Labrador Iron Ore pays dividends
Rumours of Lab West mine sale swirl amid improving iron ore market conditions
Despite a nine-week work stoppage at the iron ore mine in Labrador West and relatively soft global iron ore prices, the Labrador Iron Ore Royalty Corporation (IORC), which owns 15 per cent of the mine, recently announced a strong dividend to shareholders.
“The Directors of Labrador Iron Ore Royalty Corporation (the “Corporation”) declared Sept. 24 a regular quarterly cash dividend of $0.25 per Common Share,” a press release dated Sept. 14 stated. “The Directors also declared a special dividend of $0.30 per Common Share for total dividends of $0.55 per Common Share.”

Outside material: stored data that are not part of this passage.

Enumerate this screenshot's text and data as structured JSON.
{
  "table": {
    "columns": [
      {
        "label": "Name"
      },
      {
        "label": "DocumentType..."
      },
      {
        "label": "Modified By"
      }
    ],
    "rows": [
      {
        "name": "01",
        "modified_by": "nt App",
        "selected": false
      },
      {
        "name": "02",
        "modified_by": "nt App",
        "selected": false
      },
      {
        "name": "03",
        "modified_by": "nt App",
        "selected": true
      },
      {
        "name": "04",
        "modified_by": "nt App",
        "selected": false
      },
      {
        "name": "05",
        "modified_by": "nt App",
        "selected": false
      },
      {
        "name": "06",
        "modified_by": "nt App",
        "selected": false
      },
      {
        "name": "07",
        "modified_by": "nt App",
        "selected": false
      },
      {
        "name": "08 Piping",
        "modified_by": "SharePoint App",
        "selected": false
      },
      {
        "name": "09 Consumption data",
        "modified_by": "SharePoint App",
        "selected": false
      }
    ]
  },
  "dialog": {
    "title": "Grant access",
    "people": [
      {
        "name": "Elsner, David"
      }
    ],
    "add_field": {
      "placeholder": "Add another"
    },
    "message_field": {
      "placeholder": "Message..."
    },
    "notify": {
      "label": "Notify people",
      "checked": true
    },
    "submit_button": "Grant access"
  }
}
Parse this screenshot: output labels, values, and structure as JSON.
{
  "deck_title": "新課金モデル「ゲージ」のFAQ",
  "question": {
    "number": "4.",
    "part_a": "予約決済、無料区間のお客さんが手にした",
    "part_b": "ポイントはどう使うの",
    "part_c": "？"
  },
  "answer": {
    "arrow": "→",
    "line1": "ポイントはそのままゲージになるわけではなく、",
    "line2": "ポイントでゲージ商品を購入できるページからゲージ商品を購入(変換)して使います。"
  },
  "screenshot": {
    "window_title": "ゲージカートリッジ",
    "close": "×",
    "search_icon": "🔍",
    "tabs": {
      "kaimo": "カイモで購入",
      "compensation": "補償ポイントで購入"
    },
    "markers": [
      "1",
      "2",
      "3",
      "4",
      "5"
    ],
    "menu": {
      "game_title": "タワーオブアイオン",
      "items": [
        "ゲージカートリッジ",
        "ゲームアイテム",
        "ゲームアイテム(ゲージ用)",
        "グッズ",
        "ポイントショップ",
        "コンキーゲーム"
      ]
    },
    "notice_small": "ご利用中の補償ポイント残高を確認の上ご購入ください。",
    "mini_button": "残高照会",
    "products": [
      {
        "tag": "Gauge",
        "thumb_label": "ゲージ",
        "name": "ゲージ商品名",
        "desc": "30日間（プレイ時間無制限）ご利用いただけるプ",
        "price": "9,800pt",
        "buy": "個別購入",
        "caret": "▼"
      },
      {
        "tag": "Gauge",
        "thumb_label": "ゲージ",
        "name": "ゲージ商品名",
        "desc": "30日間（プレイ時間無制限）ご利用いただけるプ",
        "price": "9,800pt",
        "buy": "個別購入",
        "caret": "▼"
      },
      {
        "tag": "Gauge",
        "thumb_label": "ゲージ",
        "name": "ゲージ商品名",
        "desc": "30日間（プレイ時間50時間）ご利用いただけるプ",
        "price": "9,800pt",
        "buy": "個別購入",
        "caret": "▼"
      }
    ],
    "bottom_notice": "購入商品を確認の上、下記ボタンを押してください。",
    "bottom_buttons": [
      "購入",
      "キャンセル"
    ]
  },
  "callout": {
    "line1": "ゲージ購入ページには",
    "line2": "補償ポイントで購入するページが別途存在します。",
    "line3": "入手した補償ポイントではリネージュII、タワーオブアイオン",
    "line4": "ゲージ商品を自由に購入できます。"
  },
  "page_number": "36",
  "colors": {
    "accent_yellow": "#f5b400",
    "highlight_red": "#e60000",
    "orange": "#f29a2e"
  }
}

The news, both of a new fiveyear collective agreement at the Labrador West mine and the dividend payout, had investment analysts speculating it is a good time to get in on IORC stock.
“Those amounts combined saw Labrador Iron Ore pay investors a total quarterly dividend of $0.55, giving it an impressive annualized yield of just over five per cent,” wrote Matt Smith on the investment site The Motley Fool. “This will grow significantly should the company elect to pay another special dividend for the fourth quarter 2018, which is highly likely if earnings expand as expected.”
Sandra Rosch, IORC executive vice president and director, told The Aurora the company does not speculate nor make predictions about earnings.
“The price of iron ore is pretty volatile,” she said. “It all depends on what happens in China.”
For much of the past two years, a potential trade war between China and the United States — combined with strong Chinese domestic iron ore production —has fuelled a big drop in and significant fluctuations in the price of iron ore.
Smith and many other analysts think this is going to stabilize with China making a big effort to curb air pollution in part by restricting production of steel.
“When combined with the move away from domesticallymined iron ore because of the Chinese government’s focus on winding down uneconomic state-supported enterprises, this should drive an increase in demand from China,” he wrote. “Any increase in demand from China, especially for higher quality iron ore such as that produced by the Iron Ore Company of Canada (IOC), will help to boost prices.”
If that is true, it could either alleviate or exacerbate rumours that Rio Tinto, the major owner of IOC with 59 per cent, is trying to sell the Labrador West mine. In August, Reuters reported that banking and industry sources said the company is exploring a public listing.
Ron Thomas, president of USW local 5795, which represents the majority of IOC workers in Labrador West, said while he is watching for any further developments, he is not overly concerned about it one way or the other.
“At the end of the day for us, we’ve just come off a nine-week strike, so there’s talk of improving the relationship,” he said. “Sometimes the devil you know is better than the devil you don’t know, but then you look at the other side of it and maybe it is time for a change. At the end of day, I don’t really know what to say on that, until it actually happens.”
Since a commodity price crash in 2015, Rio Tinto has been divesting mining assets, mostly in the coal sector, that it deems to be not part of its core business.
Most recently on Sept. 19, the company announced a $3.2 billion USD share buyback to stockholders from its sale of coal assets in Australia.
Reuters also reported in 2012 that Rio Tinto tried to sell the Labrador West mine, but could not get the $3.5 to $4 billion it was looking for at the time.
The Aurora did not receive a response from Rio Tinto by press time, although the company has consistently offered no comment on prospective deals of this nature.
Iron Ore Company of Canada’s Labrador City mine.